Open tpepper opened 5 years ago
+1000
I'm now more sad I couldn't make the meeting today
On Tue, Apr 23, 2019, 17:32 Tim Pepper notifications@github.com wrote:
There is an ongoing need for better managing external dependencies.
The release team regularly scrambles to collect the current preferred dependency versions. These are inconsistently articulated in multiple files across multiple repos in non-machine-readable ways. And some are even untracked outside of anecdotal lore.
Various prior issues have been opened, for example #400 https://github.com/kubernetes/sig-release/issues/400 and this regularly comes up in release retrospectives.
SIG Release needs to draft a KEP for implementation by the release team to outline the problem space, possible solutions. We need a machine readable, structured, single source of truth. It should have a broad OWNERS set to get wide review on changes and not be blocked on a small set of reviewers. Code in the project that needs to get “etcd” should get the version specified in this file. Release notes should draw from this file and its changelog. A PR changing a dependency in this file might get a special label, insured release notes inclusion, and special review. Special review can be needed to insure one group doesn't upgrade for a fix, introduce a regression in some other code, those owners revert the upgrade, re-introducing the prior bug (this has actually happened multiple times).
One potential problem with this approach, which has been a past blocker, is that this could mean work in a sub-project repo requires checking out some other repo in order to get this hypothetical yaml saying what are the preferred versions.
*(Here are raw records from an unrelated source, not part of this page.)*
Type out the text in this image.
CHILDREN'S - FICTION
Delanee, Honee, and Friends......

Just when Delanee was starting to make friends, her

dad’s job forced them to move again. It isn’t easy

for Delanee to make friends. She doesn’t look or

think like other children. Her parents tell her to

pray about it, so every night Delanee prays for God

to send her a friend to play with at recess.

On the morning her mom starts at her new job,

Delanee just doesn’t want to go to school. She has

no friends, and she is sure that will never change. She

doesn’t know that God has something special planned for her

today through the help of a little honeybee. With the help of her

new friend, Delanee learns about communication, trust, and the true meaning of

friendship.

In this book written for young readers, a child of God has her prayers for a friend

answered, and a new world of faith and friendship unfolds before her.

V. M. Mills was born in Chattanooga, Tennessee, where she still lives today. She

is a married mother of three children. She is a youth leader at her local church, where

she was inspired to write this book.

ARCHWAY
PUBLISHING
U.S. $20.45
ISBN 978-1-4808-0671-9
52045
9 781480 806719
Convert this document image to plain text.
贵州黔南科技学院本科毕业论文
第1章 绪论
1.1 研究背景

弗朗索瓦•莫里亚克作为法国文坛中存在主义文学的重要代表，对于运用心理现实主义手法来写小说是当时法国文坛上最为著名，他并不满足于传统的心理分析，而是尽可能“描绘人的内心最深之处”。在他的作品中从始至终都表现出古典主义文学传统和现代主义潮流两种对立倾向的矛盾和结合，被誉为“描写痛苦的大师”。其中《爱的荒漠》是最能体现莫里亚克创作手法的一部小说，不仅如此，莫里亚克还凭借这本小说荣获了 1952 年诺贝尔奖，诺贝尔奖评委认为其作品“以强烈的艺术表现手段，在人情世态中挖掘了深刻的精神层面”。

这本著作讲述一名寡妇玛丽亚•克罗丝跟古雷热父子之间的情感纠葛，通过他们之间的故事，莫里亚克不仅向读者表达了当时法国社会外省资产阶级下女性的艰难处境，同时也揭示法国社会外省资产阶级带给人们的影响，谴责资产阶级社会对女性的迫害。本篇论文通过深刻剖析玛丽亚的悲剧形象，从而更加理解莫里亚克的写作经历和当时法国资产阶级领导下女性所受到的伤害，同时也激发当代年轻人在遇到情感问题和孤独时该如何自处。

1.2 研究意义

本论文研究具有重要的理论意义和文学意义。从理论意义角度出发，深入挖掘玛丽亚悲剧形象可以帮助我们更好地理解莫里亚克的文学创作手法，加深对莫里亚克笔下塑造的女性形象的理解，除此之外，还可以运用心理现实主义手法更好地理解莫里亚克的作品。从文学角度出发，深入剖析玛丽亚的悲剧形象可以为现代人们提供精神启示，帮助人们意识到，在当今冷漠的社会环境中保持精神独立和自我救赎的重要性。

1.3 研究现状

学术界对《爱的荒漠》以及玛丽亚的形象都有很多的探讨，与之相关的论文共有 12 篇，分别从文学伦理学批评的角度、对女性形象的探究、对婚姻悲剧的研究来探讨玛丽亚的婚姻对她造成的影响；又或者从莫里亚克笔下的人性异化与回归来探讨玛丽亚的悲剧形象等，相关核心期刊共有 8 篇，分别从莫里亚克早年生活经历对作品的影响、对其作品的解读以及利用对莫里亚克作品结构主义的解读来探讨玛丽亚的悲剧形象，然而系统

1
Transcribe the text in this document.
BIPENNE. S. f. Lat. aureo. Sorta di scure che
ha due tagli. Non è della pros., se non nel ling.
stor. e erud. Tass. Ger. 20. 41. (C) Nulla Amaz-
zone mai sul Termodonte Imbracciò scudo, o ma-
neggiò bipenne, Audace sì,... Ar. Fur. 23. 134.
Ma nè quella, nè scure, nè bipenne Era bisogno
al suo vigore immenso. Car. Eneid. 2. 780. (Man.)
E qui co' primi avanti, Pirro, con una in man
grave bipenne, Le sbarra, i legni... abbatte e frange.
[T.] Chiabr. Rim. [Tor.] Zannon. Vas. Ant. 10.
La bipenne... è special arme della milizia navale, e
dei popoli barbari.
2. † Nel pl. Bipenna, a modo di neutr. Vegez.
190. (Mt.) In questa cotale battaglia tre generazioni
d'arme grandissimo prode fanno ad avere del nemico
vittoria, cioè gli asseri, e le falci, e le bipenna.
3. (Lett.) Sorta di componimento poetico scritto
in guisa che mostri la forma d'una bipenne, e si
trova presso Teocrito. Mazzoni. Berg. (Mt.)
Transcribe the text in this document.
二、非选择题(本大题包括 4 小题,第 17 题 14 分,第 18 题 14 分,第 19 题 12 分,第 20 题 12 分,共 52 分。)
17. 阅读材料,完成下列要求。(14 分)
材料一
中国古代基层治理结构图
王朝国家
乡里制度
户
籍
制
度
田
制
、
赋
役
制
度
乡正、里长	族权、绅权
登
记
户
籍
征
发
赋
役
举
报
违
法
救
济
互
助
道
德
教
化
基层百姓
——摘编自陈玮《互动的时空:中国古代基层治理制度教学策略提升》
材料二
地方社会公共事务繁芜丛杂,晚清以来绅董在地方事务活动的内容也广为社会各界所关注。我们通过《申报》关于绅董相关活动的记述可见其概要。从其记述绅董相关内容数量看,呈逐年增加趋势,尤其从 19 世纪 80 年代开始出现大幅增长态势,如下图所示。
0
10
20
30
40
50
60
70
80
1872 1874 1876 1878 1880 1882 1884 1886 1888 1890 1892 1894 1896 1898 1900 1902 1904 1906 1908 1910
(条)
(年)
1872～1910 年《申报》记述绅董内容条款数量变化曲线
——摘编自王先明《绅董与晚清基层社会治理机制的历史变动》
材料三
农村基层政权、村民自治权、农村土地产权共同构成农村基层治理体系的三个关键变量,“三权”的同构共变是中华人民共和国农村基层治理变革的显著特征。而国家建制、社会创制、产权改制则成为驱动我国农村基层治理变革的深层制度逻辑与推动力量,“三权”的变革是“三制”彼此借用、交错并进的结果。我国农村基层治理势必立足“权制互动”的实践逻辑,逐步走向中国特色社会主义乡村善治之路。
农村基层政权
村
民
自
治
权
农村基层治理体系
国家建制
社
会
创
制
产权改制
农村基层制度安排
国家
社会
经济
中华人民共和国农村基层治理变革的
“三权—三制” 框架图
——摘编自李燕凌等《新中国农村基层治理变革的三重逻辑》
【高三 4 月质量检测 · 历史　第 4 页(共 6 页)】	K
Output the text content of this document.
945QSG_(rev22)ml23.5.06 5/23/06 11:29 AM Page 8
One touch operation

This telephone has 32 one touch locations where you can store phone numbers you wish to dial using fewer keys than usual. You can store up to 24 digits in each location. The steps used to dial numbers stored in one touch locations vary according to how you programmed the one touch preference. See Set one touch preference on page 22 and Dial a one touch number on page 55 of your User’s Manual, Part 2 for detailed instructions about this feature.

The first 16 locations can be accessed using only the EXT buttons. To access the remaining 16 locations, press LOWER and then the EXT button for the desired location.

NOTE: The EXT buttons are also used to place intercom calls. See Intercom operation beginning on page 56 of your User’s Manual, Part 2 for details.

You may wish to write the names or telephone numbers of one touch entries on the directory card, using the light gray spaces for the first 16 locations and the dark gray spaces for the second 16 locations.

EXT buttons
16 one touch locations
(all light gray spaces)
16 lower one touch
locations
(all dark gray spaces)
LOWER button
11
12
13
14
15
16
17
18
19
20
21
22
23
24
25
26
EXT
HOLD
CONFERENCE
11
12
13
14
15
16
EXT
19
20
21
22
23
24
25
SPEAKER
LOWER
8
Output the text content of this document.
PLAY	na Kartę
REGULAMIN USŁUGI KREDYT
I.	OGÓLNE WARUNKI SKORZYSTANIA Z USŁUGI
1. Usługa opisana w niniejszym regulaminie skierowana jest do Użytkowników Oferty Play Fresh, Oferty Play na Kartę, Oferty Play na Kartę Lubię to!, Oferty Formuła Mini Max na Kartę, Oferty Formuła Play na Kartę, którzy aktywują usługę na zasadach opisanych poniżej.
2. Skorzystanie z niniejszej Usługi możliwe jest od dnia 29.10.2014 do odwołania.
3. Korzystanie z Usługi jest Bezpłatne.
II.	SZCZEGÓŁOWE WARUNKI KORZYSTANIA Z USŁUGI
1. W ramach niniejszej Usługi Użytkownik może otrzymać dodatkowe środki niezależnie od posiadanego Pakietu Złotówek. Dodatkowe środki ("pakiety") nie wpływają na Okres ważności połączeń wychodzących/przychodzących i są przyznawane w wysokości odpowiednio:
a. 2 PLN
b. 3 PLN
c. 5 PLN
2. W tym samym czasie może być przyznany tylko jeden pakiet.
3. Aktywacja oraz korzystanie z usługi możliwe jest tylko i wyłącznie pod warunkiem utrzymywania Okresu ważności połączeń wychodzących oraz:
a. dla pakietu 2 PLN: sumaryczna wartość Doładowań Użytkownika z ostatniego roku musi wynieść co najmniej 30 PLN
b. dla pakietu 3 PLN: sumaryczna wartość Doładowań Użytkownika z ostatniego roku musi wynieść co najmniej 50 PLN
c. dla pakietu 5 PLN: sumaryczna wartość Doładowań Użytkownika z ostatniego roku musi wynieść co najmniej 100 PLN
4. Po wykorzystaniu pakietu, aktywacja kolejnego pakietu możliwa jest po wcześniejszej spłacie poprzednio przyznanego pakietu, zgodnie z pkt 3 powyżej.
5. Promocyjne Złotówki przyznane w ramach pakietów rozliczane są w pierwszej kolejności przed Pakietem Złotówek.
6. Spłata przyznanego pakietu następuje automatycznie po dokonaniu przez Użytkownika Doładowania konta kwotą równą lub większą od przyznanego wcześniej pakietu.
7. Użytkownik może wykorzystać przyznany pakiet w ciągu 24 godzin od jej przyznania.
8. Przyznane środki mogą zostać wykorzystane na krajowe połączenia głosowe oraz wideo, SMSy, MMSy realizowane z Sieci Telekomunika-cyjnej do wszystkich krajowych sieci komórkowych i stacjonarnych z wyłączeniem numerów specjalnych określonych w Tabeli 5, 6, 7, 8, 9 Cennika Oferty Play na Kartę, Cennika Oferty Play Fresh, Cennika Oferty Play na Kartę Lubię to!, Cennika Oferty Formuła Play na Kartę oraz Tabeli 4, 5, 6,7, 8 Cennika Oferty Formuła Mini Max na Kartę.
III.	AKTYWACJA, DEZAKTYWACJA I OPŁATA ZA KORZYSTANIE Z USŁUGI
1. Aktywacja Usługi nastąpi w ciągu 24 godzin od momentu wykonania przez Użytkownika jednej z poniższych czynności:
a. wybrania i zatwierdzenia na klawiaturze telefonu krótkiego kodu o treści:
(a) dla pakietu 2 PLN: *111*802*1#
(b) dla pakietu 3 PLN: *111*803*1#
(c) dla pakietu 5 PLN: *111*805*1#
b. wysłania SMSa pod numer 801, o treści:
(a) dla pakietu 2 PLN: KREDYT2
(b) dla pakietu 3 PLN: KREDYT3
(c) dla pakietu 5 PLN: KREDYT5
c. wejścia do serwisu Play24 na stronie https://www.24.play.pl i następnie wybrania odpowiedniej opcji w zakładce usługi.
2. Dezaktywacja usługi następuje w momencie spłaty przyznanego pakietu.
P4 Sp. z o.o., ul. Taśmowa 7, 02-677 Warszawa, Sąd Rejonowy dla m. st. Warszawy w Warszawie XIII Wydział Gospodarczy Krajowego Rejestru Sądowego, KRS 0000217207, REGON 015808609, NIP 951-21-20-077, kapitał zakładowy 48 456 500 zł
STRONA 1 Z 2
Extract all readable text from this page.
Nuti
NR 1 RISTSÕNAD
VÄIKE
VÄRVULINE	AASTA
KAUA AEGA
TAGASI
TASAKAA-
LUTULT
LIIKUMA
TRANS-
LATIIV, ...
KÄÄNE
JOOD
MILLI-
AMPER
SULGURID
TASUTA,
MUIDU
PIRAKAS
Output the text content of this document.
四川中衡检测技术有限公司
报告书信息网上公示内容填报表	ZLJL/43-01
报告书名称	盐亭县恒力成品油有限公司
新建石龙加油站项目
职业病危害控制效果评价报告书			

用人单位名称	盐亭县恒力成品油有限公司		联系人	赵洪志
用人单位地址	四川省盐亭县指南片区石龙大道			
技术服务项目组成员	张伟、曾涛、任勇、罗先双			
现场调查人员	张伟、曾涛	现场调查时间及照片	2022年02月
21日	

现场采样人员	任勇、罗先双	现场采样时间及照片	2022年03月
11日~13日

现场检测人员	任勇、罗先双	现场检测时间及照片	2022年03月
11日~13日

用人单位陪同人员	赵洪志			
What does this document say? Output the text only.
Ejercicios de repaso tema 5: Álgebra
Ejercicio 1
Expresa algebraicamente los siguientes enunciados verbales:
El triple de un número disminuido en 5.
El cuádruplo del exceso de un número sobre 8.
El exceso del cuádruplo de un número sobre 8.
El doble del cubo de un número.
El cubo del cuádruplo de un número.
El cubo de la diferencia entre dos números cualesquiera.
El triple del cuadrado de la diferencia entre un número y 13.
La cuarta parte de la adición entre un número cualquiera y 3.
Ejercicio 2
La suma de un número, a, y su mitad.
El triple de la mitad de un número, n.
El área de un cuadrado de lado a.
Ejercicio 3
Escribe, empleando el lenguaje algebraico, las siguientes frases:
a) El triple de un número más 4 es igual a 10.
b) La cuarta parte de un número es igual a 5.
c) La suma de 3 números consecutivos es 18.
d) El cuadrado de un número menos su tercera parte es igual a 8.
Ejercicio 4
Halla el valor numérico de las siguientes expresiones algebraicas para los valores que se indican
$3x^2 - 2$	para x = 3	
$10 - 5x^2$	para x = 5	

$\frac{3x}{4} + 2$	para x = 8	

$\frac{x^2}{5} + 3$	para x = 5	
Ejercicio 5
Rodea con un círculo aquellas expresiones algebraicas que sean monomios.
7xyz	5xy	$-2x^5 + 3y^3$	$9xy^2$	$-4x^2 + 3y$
— You are receiving this because you are subscribed to this thread. Reply to this email directly, view it on GitHub https://github.com/kubernetes/sig-release/issues/601, or mute the thread https://github.com/notifications/unsubscribe-auth/AAKUO6C4OAKAS6XTXQ4ZUS3PR557BANCNFSM4HH6SQZA .
/area release-eng /priority important-soon
Circling back to this item - I expressed interest in helping out here - I mostly care for the purposes of 1.15 for defining what is the list of dependencies that we need to care about
I can start a draft of a KEP for what are those dependencies
/assign
/cc
Initial PR for discussion here: https://github.com/kubernetes/kubernetes/pull/79366
Notice sent to k-dev, @kubernetes/sig-release, @kubernetes/release-team, and @kubernetes/release-engineering regarding the merged changes in https://github.com/kubernetes/kubernetes/pull/79366: https://groups.google.com/d/topic/kubernetes-dev/cTaYyb1a18I/discussion
also error message improvements here: kubernetes/kubernetes#80060
build/external: Move dependencies.yaml and update OWNERS - https://github.com/kubernetes/kubernetes/pull/80799
I propose we un-milestone 1.16 this umbrella issue and remove the area release team, assuming that the release notes team for 1.16 (@saschagrunert @onyiny-ang @cartyc @kcmartin @paulbouwer ) have the dependencies.yaml file documented and codified as the source of info for the dependencies section https://github.com/kubernetes/kubernetes/blob/master/CHANGELOG-1.15.md#dependencies
It may also be about time to go ahead and close this as complete for the first go and move from the giant long lived umbrella issue to smaller point issues (like is happening already above) for incremental improvement.
Thanks for the hint, I assume that we still update the release notes dependency section manually for 1.16. :)
That may be a bit out of scope, but I wrote a tool some time ago to diff go modules between git releases automatically: https://github.com/saschagrunert/go-modiff
/remove-area area/release-team
@lachie83: Those labels are not set on the issue: area/area/release-team
/remove-area release-team
Issues go stale after 90d of inactivity.
Mark the issue as fresh with /remove-lifecycle stale
.
Stale issues rot after an additional 30d of inactivity and eventually close.
If this issue is safe to close now please do so with /close
.
Send feedback to sig-testing, kubernetes/test-infra and/or fejta. /lifecycle stale
/lifecycle frozen /unassign @claurence
@Pluies reached out to me before the holidays with this:
Hi Stephen!
Florent here, I wanted to get in touch to thank you for sharing this – I've been thinking about the "pinned infra dependencies" problem for a long time, and really enjoyed reading about the way Kubernetes deal with this!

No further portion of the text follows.